EUROPE - The recent meeting of European Union finance ministers ended with no agreement on the treatment of countries with transitional excessive budget deficits arising from a pension reform.

Despite claims by Hungary’s finance minister, however, the question of sanctions for countries that dismantled their second pillar was never on the agenda.

The EU’s Belgian presidency had hoped to reach a compromise agreement whereby member states that had run up larger budget deficits - as a result of diverting some of their first-pillar pay-as-you-go state pension contributions toward the building out of a mandatory second pillar pension - should be treated more leniently under the 27-country bloc’s excessive deficit regulations.

This has been a demand of several central and east European countries, including Hungary and Poland, which were required to move to a three-pillar pension system as part of their preparations for EU membership.

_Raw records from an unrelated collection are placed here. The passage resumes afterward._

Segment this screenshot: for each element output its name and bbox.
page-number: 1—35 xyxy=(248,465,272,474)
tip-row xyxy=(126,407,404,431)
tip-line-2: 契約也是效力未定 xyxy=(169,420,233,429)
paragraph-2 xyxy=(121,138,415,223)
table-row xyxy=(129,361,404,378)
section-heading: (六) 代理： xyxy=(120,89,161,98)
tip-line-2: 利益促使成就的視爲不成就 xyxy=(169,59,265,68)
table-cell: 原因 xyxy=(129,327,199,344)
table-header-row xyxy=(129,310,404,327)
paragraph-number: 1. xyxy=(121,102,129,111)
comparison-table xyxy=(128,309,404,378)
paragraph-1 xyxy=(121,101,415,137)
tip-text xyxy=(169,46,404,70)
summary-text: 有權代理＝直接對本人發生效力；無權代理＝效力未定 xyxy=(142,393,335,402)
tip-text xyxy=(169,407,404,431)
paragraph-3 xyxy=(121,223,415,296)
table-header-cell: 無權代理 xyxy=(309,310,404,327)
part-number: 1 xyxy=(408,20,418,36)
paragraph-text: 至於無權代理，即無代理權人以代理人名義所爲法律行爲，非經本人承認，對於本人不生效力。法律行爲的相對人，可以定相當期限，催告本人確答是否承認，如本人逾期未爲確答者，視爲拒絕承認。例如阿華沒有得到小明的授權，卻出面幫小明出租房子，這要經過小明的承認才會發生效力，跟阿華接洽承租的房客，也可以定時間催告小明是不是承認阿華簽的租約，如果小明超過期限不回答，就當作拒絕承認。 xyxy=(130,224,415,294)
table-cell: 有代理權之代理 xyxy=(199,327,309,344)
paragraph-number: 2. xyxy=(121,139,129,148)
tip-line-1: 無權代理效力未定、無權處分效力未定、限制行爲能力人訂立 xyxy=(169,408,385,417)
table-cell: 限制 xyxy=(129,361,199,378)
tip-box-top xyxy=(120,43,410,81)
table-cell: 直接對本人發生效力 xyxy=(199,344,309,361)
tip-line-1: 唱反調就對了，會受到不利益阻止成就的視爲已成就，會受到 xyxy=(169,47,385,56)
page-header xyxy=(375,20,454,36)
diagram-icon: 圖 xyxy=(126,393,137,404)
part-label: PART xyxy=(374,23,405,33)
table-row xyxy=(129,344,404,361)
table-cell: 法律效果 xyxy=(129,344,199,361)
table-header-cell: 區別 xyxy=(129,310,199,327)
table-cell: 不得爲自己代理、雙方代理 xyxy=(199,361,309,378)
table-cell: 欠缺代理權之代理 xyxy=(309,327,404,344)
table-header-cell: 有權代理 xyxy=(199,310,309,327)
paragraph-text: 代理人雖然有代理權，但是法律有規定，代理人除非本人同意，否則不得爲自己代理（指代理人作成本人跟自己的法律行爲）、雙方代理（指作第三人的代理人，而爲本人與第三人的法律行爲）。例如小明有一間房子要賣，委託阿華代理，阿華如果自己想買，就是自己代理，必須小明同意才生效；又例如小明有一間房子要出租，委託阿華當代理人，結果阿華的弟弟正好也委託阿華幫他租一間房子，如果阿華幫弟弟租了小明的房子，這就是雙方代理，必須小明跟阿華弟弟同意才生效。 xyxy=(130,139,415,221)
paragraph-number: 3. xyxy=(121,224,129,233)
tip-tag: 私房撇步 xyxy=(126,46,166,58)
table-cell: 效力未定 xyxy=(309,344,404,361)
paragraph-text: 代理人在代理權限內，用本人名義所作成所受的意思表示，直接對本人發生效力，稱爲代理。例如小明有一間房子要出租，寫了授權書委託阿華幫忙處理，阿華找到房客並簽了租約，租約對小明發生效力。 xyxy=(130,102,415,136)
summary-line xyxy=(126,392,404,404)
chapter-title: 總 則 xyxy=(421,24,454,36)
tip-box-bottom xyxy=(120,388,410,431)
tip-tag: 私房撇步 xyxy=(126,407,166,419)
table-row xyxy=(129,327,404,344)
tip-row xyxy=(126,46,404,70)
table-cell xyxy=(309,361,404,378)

Both countries have faced deficits above the EU’s 3% limit as a result of shortfalls in their state pension systems resulting from the diversion of contributions to the second pillar.

A spokesman for the European council, who asked not to be named, said there had been a consensus on the need for some degree of leniency, though few had been prepared to meet Hungarian and Polish demands that the entire state pension shortfall not count toward a country’s overall deficit.

György Matolcsy, Hungary’s national economy minister, told reporters after the meeting that Hungary had “won a battle” in the meeting, since measures sanctioning countries, like Hungary, that are seeking to move back to a substantially PAYG system had been postponed until next summer.

Hungary’s government is hoping for a windfall from mandatory pension fund members, who have been told that unless they hand their pension fund holdings to the government by the end of January, they will receive no state pension on retirement.

Matolcsy said any sanctions introduced next year would not affect Hungary, since they would not have retroactive effect.

The European Council said sanctions had not been on the agenda.